How can I determine the sides, and the angle with horizontal, in a squished hexagon ?
If I start with a regular hexagon
(coordinates (75,0); (25,0); (0, 50*sin60);(25,100*sin60); (75,100*sin60); (100,50*sin60)
to fit in a smallest rectangle size (w0=100, h0=100*sin60)) - see first picture,
then I resize it to a box of new size (w,h)
How can I determine the new sides of the hexagon, and the angle theta, based on the new sizes w and h ?
I started trying some type of equation, based on right triangle trigonometry, but it got very complicated - even with my initial assumption that the oblique sides will be equal to the horizontal ones, which I see in my picture that they don't seem to be equal...
Is the problem possible, and do I have enough information ?

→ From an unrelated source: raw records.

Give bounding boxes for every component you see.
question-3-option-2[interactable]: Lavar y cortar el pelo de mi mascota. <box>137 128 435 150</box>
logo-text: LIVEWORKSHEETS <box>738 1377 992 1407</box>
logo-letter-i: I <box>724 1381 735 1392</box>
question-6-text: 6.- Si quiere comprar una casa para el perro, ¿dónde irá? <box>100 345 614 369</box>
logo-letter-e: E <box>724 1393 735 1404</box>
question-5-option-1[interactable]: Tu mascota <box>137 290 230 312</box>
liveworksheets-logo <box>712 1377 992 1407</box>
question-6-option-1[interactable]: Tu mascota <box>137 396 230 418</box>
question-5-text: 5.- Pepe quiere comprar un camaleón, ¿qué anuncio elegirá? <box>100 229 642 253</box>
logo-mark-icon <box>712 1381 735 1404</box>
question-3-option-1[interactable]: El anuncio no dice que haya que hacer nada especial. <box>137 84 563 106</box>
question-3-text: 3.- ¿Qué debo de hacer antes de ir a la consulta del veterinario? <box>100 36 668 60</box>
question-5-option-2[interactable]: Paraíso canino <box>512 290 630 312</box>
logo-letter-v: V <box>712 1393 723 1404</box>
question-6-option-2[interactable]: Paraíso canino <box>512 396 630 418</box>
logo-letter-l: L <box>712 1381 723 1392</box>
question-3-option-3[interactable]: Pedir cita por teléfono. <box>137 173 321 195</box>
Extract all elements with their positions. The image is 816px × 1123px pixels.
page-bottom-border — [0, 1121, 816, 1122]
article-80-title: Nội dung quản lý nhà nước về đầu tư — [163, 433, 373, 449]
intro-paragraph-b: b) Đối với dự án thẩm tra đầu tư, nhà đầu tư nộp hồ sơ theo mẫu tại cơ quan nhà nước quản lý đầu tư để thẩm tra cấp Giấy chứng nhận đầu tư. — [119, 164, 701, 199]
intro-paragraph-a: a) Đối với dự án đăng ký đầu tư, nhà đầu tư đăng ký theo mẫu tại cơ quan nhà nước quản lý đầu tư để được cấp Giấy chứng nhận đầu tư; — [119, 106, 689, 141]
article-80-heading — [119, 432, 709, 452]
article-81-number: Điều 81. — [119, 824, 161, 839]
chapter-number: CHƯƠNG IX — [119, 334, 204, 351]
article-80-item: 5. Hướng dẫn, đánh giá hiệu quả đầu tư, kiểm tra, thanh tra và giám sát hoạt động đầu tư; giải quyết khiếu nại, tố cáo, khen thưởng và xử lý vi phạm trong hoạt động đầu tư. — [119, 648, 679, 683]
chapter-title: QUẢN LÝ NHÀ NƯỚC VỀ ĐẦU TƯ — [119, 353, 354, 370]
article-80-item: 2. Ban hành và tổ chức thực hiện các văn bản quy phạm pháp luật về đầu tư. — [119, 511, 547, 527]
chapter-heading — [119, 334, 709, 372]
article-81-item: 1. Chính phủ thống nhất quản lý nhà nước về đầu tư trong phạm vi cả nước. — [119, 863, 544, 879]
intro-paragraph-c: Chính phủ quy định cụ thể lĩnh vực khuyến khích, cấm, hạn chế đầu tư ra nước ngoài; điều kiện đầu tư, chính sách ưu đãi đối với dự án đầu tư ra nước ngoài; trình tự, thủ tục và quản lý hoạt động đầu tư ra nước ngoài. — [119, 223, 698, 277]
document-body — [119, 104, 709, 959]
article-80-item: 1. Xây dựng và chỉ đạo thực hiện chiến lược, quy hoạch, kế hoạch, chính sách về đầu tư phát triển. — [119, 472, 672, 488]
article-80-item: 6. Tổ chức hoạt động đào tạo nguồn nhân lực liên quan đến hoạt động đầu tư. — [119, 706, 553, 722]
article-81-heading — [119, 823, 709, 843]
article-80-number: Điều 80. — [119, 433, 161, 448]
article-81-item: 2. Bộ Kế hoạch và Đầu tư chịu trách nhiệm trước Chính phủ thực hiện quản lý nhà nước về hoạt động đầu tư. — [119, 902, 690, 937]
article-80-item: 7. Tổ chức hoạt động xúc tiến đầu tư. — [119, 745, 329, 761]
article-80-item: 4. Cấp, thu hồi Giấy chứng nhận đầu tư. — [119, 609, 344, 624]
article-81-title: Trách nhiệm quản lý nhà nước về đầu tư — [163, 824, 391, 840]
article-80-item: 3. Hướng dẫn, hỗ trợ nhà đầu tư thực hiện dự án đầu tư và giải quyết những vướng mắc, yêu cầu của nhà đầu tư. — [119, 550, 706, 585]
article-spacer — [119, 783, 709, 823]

I really need the size of the oblique sides and/or the angle they make with the horizontal (knowing one would give me the other).
I hope someone can give me a solution...
I tried to figure it out but it seems incorrect.
I am starting to figure it out. Understanding what the size changes mean, it is easy to find the solution.
The horizontal size change (width change) will not affect height proportions, so of course y = h/2.
Since the vertical size change (change in height) does not affect horizontal proportions, and the side of the initial hexagon is half the total width, the side x in image below may also be w/2 (not sure about that though - will width change affect horizontal proportions ?).
If that is true, from there I can easily find the angle and the oblique side.